46.    Le Conseil d’Etat considère qu’il est justifié d’envisager que, dans la seule mesure où les opérations en cause ne relèveraient pas de la compétence de la Commission européenne, elles puissent être soumises au contrôle de l’autorité de concurrence nationale, afin d’apprécier leur effet sur la concurrence. D’autres Etats membres, l’Allemagne et l’Autriche, se sont d’ailleurs dotées en 2017 de législations de ce type.

47.    En revanche, et faute d’étude disponible sur le nombre d’opérations d’acquisitions de start-ups qui pourraient être concernées, le Conseil d’Etat émet des doutes sur l’effet utile du dispositif.

48.    Enfin, le Conseil d’Etat observe que cette réforme pourrait, afin de renforcer son effectivité, s’accompagner d’une adaptation de la notion d’atteinte à la concurrence prévue au premier alinéa de l’article L. 430-6 du code de commerce. En effet, il résulte de la doctrine que les caractéristiques du marché des services numériques, notamment la place centrale de l’économie collaborative et les spécificités des marchés « bifaces » dans lesquels deux types d’utilisateurs interagissent et retirent un profit du même service, ou encore l’importance de l’audience des services et de la taille des acteurs dans la création de la valeur, invitent à redéfinir l’intérêt économique du consommateur. Ainsi, les notions d’équité et de choix suffisant sont aujourd’hui discutées, et pourraient le cas échéant être mobilisées.   

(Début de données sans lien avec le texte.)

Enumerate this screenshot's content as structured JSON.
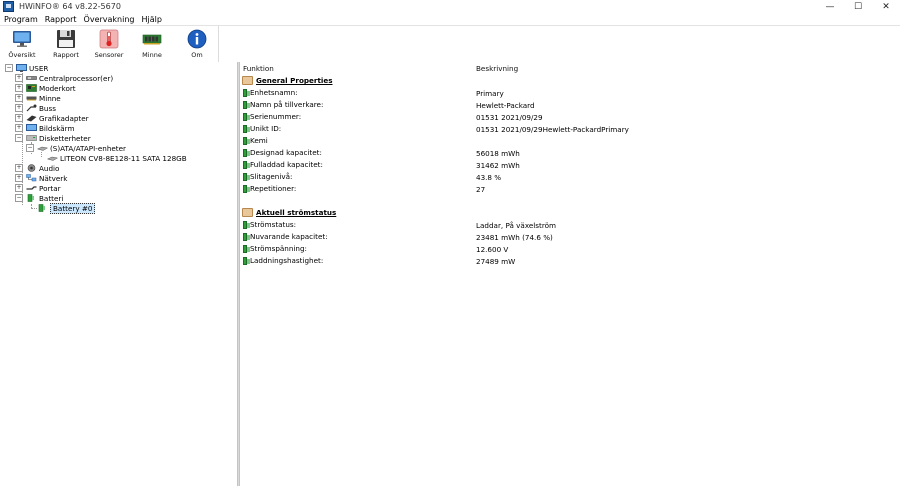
{
  "window": {
    "title": "HWiNFO® 64 v8.22-5670",
    "controls": [
      "—",
      "☐",
      "✕"
    ]
  },
  "menu": [
    "Program",
    "Rapport",
    "Övervakning",
    "Hjälp"
  ],
  "toolbar": [
    {
      "label": "Översikt",
      "icon": "monitor-icon"
    },
    {
      "label": "Rapport",
      "icon": "floppy-icon"
    },
    {
      "label": "Sensorer",
      "icon": "thermometer-icon"
    },
    {
      "label": "Minne",
      "icon": "memory-chip-icon"
    },
    {
      "label": "Om",
      "icon": "info-icon"
    }
  ],
  "tree": {
    "root": "USER",
    "items": [
      {
        "label": "Centralprocessor(er)",
        "icon": "cpu-icon"
      },
      {
        "label": "Moderkort",
        "icon": "motherboard-icon"
      },
      {
        "label": "Minne",
        "icon": "memory-icon"
      },
      {
        "label": "Buss",
        "icon": "bus-icon"
      },
      {
        "label": "Grafikadapter",
        "icon": "gpu-icon"
      },
      {
        "label": "Bildskärm",
        "icon": "display-icon"
      },
      {
        "label": "Disketterheter",
        "icon": "drive-icon"
      },
      {
        "label": "(S)ATA/ATAPI-enheter",
        "icon": "disk-icon"
      },
      {
        "label": "LITEON CV8-8E128-11 SATA 128GB",
        "icon": "disk-icon"
      },
      {
        "label": "Audio",
        "icon": "speaker-icon"
      },
      {
        "label": "Nätverk",
        "icon": "network-icon"
      },
      {
        "label": "Portar",
        "icon": "port-icon"
      },
      {
        "label": "Batteri",
        "icon": "battery-icon"
      },
      {
        "label": "Battery #0",
        "icon": "battery-icon",
        "selected": true
      }
    ]
  },
  "table": {
    "col_function": "Funktion",
    "col_description": "Beskrivning",
    "sections": [
      {
        "title": "General Properties",
        "rows": [
          {
            "name": "Enhetsnamn:",
            "value": "Primary"
          },
          {
            "name": "Namn på tillverkare:",
            "value": "Hewlett-Packard"
          },
          {
            "name": "Serienummer:",
            "value": "01531 2021/09/29"
          },
          {
            "name": "Unikt ID:",
            "value": "01531 2021/09/29Hewlett-PackardPrimary"
          },
          {
            "name": "Kemi",
            "value": ""
          },
          {
            "name": "Designad kapacitet:",
            "value": "56018 mWh"
          },
          {
            "name": "Fulladdad kapacitet:",
            "value": "31462 mWh"
          },
          {
            "name": "Slitagenivå:",
            "value": "43.8 %"
          },
          {
            "name": "Repetitioner:",
            "value": "27"
          }
        ]
      },
      {
        "title": "Aktuell strömstatus",
        "rows": [
          {
            "name": "Strömstatus:",
            "value": "Laddar, På växelström"
          },
          {
            "name": "Nuvarande kapacitet:",
            "value": "23481 mWh (74.6 %)"
          },
          {
            "name": "Strömspänning:",
            "value": "12.600 V"
          },
          {
            "name": "Laddningshastighet:",
            "value": "27489 mW"
          }
        ]
      }
    ]
  }
}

VIII.    Conformité aux normes supérieures

49.    A la différence de ce qu’ont prévu les législateurs allemand et autrichien, qui ont retenu des critères de seuils de chiffre d’affaires et de valeur de l’opération, les dispositions examinées se bornent à renvoyer à l’Autorité de la concurrence l’établissement d’une liste des « entreprises systémiques », dont les critères ne sont pas définis, soumises à une obligation d’information préalable en cas d’opération de concentration. L’Autorité, après examen, déciderait ensuite de soumettre ou non l’opération à la procédure d’autorisation de droit commun. Or, en premier lieu, le Conseil d’Etat signale que l’emploi du terme « systémique », qui renvoie au champ financier, n’est pas approprié à la désignation des entreprises de grande taille sur le marché numérique. En second lieu, ces dispositions méconnaissent en l’état l’obligation pour le législateur d’épuiser sa compétence dans une matière affectant la liberté d’entreprendre. Le Conseil d’Etat considère donc que le texte doit prévoir les critères déterminant la compétence de l’Autorité de la concurrence en matière de contrôle des opérations de concentration, soit par une modification de l’article L. 430-2 du code de commerce, soit par la création d’un article distinct. La nature des critères prévus par les législateurs allemand et autrichien, soit un seuil de chiffre d’affaires mondial total, un seuil de chiffre d’affaires sur le territoire national et un seuil de valeur totale de l’opération, le cas échéant confortés par des critères, comme la condition d’exercice, par l’entreprise cible, d’une « activité significative » sur le territoire national, qui devraient être précisément définis, apparaissent à cet égard tout à fait adaptés à l’objectif poursuivi.

IX.    Considérations finales

50.    Le Conseil d’Etat souligne que l’objectif de protection des intérêts des utilisateurs et de consommateurs de services numériques offerts sur un marché mondial serait susceptible d’être mieux atteint par l'adoption de nouvelles dispositions par l'Union européenne en matière de services de communication au public en ligne et de concurrence.

51.    Le Conseil d’Etat précise par ailleurs que cette proposition de loi devra, ainsi que le mentionne son exposé des motifs, faire l’objet d’une notification aux services compétents de la Commission européenne au titre de la directive 2015/1535 du 9 septembre 2015 prévoyant une procédure d'information dans le domaine des réglementations techniques et des règles relatives aux services de la société de l'information.

Cet avis a été délibéré et adopté par le Conseil d’Etat dans sa séance du jeudi 19 décembre 2019.